Quinoa is so good for your health that the UN named 2013 the “International Quinoa Year.” First, it has twice the amount of protein that rice or barley does; its protein content is actually similar to that of milk. This is because it contains all nine amino acids, including lysine and isoleucine acids, which are less common. We can consider the amino acids as being the components of proteins, so, when you eat quinoa, you're consuming a complete source of protein. This makes it an especially good choice for vegans and vegetarians, who often struggle with getting enough proteins.

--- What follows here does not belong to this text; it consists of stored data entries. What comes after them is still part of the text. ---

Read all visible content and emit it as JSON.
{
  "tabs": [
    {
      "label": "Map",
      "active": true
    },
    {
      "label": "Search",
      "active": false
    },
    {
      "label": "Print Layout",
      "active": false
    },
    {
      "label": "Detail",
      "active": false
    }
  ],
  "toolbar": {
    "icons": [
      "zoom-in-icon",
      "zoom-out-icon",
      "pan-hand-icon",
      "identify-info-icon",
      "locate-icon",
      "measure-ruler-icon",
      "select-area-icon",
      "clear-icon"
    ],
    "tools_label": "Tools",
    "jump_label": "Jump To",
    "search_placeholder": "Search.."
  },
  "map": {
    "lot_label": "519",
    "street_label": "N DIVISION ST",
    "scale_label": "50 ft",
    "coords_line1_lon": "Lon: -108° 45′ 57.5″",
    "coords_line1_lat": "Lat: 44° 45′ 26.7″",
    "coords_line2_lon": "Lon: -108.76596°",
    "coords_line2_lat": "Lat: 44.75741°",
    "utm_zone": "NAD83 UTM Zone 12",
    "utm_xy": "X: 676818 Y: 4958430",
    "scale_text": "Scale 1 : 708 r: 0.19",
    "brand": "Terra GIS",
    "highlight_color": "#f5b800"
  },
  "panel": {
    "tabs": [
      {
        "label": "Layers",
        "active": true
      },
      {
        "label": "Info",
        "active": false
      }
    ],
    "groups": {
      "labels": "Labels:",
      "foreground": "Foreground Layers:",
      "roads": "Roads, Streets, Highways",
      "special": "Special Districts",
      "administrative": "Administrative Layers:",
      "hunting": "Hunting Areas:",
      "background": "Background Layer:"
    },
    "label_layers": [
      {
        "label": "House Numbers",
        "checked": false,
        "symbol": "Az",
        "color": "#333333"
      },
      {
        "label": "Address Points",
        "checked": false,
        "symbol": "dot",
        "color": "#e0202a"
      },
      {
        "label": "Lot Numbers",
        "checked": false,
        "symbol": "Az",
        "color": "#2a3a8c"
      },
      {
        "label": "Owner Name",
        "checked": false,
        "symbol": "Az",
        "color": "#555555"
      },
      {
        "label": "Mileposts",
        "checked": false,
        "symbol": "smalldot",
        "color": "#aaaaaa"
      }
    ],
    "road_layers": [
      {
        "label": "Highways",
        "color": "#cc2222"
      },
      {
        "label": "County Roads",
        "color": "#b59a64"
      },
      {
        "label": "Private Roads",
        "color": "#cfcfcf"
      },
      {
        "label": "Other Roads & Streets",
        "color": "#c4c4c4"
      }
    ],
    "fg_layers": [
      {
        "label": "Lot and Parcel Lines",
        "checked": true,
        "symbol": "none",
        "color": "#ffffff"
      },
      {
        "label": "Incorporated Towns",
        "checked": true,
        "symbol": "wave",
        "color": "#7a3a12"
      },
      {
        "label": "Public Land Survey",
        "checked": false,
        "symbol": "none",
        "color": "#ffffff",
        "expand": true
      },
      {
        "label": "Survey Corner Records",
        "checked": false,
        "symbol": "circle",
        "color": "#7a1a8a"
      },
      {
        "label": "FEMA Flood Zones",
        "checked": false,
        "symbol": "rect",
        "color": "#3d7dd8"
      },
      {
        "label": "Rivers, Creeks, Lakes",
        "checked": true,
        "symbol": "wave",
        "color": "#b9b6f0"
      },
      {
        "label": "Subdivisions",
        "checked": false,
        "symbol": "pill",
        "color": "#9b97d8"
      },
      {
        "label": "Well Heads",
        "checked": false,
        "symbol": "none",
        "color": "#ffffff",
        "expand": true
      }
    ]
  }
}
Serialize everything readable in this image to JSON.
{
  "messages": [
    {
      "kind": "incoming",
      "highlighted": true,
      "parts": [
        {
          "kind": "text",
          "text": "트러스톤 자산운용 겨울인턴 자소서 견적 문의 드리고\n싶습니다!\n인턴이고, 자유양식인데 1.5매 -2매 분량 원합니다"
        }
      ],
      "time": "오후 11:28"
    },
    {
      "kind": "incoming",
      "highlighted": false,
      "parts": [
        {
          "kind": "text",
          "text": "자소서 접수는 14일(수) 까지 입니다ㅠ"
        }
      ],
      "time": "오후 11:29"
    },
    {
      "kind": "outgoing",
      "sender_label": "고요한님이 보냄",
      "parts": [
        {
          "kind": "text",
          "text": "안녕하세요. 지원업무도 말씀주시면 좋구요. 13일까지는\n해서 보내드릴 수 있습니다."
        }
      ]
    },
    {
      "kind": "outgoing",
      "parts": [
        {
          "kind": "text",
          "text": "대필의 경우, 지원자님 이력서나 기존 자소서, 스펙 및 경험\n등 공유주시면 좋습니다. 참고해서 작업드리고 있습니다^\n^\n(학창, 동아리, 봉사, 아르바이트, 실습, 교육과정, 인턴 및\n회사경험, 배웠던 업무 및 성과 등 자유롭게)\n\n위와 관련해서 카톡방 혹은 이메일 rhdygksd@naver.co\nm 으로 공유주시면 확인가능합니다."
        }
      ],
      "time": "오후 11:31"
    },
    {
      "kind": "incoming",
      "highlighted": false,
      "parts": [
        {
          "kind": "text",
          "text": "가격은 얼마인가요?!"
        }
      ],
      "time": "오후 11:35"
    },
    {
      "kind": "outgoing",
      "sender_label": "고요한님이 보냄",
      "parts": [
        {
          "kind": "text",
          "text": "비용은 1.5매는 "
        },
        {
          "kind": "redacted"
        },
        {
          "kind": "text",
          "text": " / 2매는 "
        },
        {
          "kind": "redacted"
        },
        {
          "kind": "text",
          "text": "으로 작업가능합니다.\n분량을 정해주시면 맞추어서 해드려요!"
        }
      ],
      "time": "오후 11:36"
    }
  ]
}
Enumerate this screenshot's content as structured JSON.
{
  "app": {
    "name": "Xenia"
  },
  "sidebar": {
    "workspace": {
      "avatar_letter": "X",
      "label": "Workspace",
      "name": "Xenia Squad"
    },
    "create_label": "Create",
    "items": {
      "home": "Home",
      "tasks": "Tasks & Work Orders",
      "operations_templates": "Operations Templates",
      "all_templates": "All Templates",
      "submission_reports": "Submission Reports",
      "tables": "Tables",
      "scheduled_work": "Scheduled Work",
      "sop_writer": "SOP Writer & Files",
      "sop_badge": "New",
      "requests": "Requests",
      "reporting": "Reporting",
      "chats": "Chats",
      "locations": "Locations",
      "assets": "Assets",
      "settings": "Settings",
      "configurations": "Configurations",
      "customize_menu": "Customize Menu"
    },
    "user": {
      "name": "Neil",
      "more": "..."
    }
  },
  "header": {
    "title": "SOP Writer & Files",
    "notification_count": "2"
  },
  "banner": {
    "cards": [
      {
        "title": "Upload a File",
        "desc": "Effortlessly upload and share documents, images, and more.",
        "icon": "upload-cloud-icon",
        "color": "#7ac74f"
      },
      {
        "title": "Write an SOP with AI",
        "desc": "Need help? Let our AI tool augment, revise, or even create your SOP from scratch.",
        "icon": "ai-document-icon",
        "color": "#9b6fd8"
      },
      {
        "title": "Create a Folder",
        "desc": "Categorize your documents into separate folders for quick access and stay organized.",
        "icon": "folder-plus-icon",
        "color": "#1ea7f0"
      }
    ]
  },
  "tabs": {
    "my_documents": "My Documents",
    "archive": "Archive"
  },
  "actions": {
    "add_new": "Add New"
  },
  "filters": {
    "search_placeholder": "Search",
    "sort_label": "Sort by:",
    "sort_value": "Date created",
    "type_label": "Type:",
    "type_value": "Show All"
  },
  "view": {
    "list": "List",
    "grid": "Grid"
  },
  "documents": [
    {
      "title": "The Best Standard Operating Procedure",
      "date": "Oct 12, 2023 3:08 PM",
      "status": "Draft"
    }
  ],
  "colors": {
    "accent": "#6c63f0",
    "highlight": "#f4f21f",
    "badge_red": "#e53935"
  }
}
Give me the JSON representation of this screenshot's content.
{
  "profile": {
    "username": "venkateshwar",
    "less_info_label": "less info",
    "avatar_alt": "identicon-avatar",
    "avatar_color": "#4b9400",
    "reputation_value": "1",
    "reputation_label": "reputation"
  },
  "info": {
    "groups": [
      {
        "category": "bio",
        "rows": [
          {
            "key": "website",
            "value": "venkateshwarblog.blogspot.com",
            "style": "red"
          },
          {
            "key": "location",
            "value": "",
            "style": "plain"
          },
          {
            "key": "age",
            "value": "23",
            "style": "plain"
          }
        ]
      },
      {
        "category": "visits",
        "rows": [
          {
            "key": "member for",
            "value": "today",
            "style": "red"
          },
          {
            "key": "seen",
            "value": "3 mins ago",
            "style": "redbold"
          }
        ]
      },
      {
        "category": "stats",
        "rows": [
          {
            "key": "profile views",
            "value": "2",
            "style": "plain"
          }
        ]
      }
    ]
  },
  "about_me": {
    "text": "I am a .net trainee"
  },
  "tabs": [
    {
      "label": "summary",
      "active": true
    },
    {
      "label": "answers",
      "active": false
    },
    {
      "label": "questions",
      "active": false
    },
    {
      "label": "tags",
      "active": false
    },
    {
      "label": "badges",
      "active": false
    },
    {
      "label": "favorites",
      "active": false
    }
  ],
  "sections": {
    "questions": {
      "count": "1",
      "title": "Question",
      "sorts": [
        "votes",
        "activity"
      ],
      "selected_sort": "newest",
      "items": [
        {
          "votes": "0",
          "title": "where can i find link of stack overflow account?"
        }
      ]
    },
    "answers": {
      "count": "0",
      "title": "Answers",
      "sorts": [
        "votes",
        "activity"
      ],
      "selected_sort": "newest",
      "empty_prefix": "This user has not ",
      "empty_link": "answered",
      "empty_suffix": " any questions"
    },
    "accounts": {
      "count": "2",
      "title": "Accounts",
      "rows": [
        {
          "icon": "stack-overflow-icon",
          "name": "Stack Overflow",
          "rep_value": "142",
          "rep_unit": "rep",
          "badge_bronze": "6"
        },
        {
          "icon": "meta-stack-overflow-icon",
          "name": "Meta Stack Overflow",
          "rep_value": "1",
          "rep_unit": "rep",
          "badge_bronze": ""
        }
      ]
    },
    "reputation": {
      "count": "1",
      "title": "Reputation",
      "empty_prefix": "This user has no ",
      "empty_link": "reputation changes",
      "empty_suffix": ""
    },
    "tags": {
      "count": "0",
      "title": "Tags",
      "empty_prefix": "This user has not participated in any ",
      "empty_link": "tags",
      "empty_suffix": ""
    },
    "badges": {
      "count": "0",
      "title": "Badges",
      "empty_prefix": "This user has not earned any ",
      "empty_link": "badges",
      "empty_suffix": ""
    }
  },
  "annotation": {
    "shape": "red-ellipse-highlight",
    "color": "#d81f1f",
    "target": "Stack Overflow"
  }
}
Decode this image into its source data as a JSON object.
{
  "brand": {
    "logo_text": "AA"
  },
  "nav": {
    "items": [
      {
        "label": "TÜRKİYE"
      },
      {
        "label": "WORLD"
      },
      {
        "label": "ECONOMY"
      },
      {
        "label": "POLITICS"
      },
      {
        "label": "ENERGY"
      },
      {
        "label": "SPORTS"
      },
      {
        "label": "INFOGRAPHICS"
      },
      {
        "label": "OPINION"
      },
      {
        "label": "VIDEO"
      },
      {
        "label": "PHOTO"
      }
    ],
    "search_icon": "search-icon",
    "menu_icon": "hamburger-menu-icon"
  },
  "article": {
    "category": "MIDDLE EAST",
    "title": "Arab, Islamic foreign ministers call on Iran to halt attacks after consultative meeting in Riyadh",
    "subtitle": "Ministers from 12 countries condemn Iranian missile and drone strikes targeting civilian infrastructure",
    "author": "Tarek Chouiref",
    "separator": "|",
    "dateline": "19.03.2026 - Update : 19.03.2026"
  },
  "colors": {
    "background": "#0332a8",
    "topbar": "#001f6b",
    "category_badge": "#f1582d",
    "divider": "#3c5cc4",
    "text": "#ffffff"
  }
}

It also contains omega 3 fatty acids, which are great for your heart. Moreover, it's low in calories; for a quarter of a cup of quinoa, you'll consume some 170 calories.

Quinoa contains no wheat, so it's a good choice for people who have celiac or other gluten intolerances. It's the least allergenic of culinary grains. It also has significant amounts of riboflavin, which reduces the incidence of migraine attacks. Plus, it also contains saponins, which promote your skin’s healing abilities.

Quinoa has been correlated with preventing and treating diseases. This is because it contains phytonutrients, which are anti-inflammatory. It also contains more good fats (monounsaturated fats) than common cereal grasses.

Eating quinoa is a great way of adding calcium, manganese and magnesium to your diet. It's also ideal if you want to increase your intake of vitamin E, dietary fibres, and certain B vitamins.

With its crunchy feel and nutty taste, quinoa is delicious no matter when you eat it whether for breakfast, lunch, dinner or even as a midnight snack. You can also use it to make sides or appetizers. Examples of meals include vegetarian casserole, salad with quinoa, lentil and feta cheese, and quinoa rice pilau with roasted tomatoes.